In the USA, Hannah began formulating her experiences in war ridden anti-Jew Germany and the horrors she experienced at the concentration camp in to one of her highly acclaimed and widely discussed work, ‘The Origins of Totalitarianism’, which she published in 1951. Through this book, she provided an in depth analysis into the autocratic and oppressive regimes of Adolf Hitler and Joseph Stalin. Her fame began to spread, and she became known as a prominent philosopher on Jewish affairs in the post-World War II society and totalitarianism. In 1951, Arendt received her US citizenship.

In 1958, she published another groundbreaking philosophic masterpiece, ‘The Human Condition’, she had found the inspiration for this work from Ancient Greek culture, and sought to critically examine the boundaries and limitations of the modern world. In this book, Hannah dealt with the human aims and struggles to work, act and labor, and she examined how these aims and struggles made an impact on four crucial facets of life: Social, private, public and political. In 1961, she was selected by the New Yorker magazine as a reporter to cover the scandalous trial of Nazi war criminal, Adolf Eichmann, held in Jerusalem. She published her observations of the trial in 1963, entitled ‘Eichmann in Jerusalem: A Report on the Banality of Evil’, in which she portrayed Eichmann as a brutally ambitious bureaucrat who put no value to human life in pursuit of him ambitions. She also began conducting lectures at the University of Chicago and Princeton.

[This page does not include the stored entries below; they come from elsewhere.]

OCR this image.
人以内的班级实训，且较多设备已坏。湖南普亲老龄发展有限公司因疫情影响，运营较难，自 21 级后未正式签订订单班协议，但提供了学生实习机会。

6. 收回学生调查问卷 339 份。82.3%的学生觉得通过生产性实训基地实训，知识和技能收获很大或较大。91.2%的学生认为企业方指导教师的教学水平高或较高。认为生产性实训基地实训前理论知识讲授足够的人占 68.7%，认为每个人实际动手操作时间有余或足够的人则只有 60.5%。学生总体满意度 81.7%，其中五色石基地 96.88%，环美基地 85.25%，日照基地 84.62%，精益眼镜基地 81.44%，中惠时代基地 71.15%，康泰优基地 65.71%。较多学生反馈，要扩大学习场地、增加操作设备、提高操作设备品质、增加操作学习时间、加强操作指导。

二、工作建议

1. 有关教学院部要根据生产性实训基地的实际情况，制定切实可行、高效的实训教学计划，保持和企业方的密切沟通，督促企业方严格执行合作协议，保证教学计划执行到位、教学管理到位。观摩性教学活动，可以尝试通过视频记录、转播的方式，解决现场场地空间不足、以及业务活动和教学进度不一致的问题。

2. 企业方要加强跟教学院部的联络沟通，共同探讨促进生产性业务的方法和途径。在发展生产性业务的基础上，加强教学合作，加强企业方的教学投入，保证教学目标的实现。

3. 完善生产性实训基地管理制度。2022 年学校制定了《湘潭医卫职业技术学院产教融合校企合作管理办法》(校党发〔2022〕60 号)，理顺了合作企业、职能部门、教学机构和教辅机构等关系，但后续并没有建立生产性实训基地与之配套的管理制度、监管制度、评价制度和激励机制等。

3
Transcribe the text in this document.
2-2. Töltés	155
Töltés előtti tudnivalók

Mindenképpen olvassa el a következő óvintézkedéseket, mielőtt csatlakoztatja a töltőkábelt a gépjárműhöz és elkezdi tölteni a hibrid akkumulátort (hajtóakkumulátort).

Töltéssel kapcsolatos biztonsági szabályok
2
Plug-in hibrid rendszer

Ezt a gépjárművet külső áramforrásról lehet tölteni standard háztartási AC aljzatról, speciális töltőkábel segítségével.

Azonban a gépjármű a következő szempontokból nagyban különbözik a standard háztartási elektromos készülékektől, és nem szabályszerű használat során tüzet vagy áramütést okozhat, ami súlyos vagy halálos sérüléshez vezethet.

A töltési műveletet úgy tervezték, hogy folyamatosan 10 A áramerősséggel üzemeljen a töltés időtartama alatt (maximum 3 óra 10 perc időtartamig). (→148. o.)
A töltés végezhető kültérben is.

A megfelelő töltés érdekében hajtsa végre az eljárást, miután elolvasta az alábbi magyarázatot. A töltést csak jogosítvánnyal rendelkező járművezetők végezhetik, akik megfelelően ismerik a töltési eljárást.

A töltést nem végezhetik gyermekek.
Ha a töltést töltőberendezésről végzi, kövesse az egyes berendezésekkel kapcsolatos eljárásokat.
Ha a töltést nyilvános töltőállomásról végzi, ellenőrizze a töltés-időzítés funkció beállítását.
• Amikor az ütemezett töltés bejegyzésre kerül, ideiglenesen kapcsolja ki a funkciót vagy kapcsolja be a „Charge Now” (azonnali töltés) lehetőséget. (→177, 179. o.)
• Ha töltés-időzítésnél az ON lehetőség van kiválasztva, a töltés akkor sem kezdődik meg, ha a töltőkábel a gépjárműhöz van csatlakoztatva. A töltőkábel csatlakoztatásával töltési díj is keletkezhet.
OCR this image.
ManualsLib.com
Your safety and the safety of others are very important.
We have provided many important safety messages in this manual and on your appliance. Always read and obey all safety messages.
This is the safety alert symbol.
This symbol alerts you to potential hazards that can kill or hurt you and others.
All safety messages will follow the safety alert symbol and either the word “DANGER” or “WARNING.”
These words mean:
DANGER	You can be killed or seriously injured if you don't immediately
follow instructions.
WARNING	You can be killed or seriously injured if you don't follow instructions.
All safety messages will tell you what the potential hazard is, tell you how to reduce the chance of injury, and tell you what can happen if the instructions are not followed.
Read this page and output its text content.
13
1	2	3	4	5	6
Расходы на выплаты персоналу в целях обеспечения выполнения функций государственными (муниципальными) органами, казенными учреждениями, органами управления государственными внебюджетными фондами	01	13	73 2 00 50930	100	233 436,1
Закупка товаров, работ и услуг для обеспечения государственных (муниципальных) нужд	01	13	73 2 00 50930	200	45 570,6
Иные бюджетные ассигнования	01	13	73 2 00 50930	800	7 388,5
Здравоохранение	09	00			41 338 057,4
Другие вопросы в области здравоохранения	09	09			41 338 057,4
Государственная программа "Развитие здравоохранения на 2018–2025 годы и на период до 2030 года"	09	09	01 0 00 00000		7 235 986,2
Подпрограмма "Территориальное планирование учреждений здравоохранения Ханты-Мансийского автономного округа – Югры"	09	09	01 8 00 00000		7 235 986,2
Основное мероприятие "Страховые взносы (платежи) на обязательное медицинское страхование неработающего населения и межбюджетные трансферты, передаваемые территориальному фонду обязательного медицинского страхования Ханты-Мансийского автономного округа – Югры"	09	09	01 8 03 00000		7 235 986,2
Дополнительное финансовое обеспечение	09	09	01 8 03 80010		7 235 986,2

In 1967, Arendt was offered the position of a professor of philosophy at the New School for Social Research, located in New York. Hannah continued writing and observing political scenarios and in 1972, she published yet another remarkable work, ‘Crises of the Republic’. She also did ample research on the cognitive abilities of the human body to think, perceive and act, she began compiling a trilogy entitled, ‘The Life of the Mind’, in which she divided her cognitive examination in three parts: Thinking, willing and judging. However, tragically Hannah did not live long enough to finish the three-volume book, as she passed away on December 4, 1975, due to heart failure.

Hannah Arendt has made several significant literary contributions that continue to influence the masses to this day. Some of her highly acclaimed works include ‘Between Past and Future’, ‘Eichmann in Jerusalem: A Report on the Banality of Evil’, ‘The Human Condition’, ‘The Jew as Pariah: Jewish Identity and Politics in the Modern Age’, ‘The Life of the Mind’, ‘Men in Dark Times’, ‘On Revolution’, ‘The Origins of Totalitarianism’ and ‘Rahel Varnhagen: The Life of a Jewish Woman’. Most of her collection of books and essays are kept at the New School for Social Research, which also runs the Hannah Arendt Center for Politics and Humanities as a tribute to her legacy.